India hit back at the United States at the World Trade Organisation on Wednesday, after the Donald Trump administration repeated its threat to dismantle all special and and differential treatment (S&DT) to developing countries in current and future trade agreements. An US presidential memorandum to this effect has now been rejected by India, which has spoken on behalf of 51 developing and least developed countries.

What are the special and differential treatment provisions at WTO?

The agreements on which the World Trade Organisation is based include special provisions which give developing countries special rights and which give developed countries the possibility to treat developing countries more favorably than they would other WTO Members. These special provisions include, for example, longer time periods for implementing Agreements and commitments or measures to increase trading opportunities for developing countries. These provisions are referred to as “special and differential treatment” (S&D) provisions.

What does this involve?

The provisions provide longer time periods for implementing agreements and commitments and measures to increase trading opportunities for developing countries. It also has provisions requiring all WTO members to safeguard the trade interests of developing countries. Finally, it provides for commitments from richer nations to support developing countries to help them build the capacity to carry out WTO work, handle disputes, and implement technical standards. The WTO Secretariat has made several compilations of the special and differential provisions and their use. 

What is the story so far?

At the 4th WTO Ministerial Conference in Doha, the Committee on Trade and Development was mandated to examine these provisions. But the critical nature of the issue meant that a mechanism to review and analyse its implementation could not be arrived at until the Bali Ministerial Conference in December 2013.

Now, in a move to end the benefits enjoyed by developing countries including India, US President Donald Trump has directed his administration to change rules to prevent “self-declared developing countries from availing themselves of flexibilities” in global trade. Trump has said that nearly two-thirds of the members of the WTO have been able to avail themselves of special treatment and to take on weaker commitments under the WTO framework by designating themselves as developing countries.

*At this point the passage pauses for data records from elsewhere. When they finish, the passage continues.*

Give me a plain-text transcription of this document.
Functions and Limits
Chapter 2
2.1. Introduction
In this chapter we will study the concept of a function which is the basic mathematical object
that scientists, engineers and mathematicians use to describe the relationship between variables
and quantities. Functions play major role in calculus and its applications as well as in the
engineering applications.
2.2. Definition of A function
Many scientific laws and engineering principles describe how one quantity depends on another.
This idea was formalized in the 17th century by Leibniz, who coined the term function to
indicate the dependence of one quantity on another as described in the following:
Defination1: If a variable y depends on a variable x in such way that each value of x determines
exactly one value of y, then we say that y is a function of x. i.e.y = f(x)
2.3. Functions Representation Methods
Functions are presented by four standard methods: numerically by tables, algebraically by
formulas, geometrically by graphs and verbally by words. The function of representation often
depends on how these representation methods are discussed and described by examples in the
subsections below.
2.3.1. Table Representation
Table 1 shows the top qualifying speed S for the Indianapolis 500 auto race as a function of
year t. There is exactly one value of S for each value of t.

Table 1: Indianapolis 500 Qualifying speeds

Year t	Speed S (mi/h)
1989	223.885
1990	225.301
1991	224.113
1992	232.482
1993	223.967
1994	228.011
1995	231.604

What is New Delhi's stand?

Safeguarding the S&DT agreement is one of India's key objectives at the WTO. The S&DT debate has seen richer nations increasingly voice their opposition towards developing countries continuing to enjoy special provisions such as longer time periods to implement agreements and commitments, and clauses to safeguard their trade interests, among others. Growing opposition to the provisions saw the government take up the issue at a mini ministerial organized in May, earlier this year at New Delhi. "In view of the wide diversity in the level of development among WTO membership, there is need for sufficient flexibilities. Just to cite one specific instance, India still has over 360 million poor and as of end-May 2018, it had 73 million people in extreme poverty," the Federation of Indian Chambers of Commerce and Industry (Ficci) has said, arguing that the provisions can't be simply wished away.

Why are they important?

Developing economies also believe that removing the provisions would be a stepping stone for richer economies led by the US to sideline other development-based issues of importance to them, such as a permanent solution to agricultural stockpiling for the purpose of food security. Instead, richer nations led by the European Union, Japan, Canada and the US, have consistently pushed for newer issues such as investment facilitation, and rules for small and medium enterprises, promoting gender equality, and most importantly, e-commerce.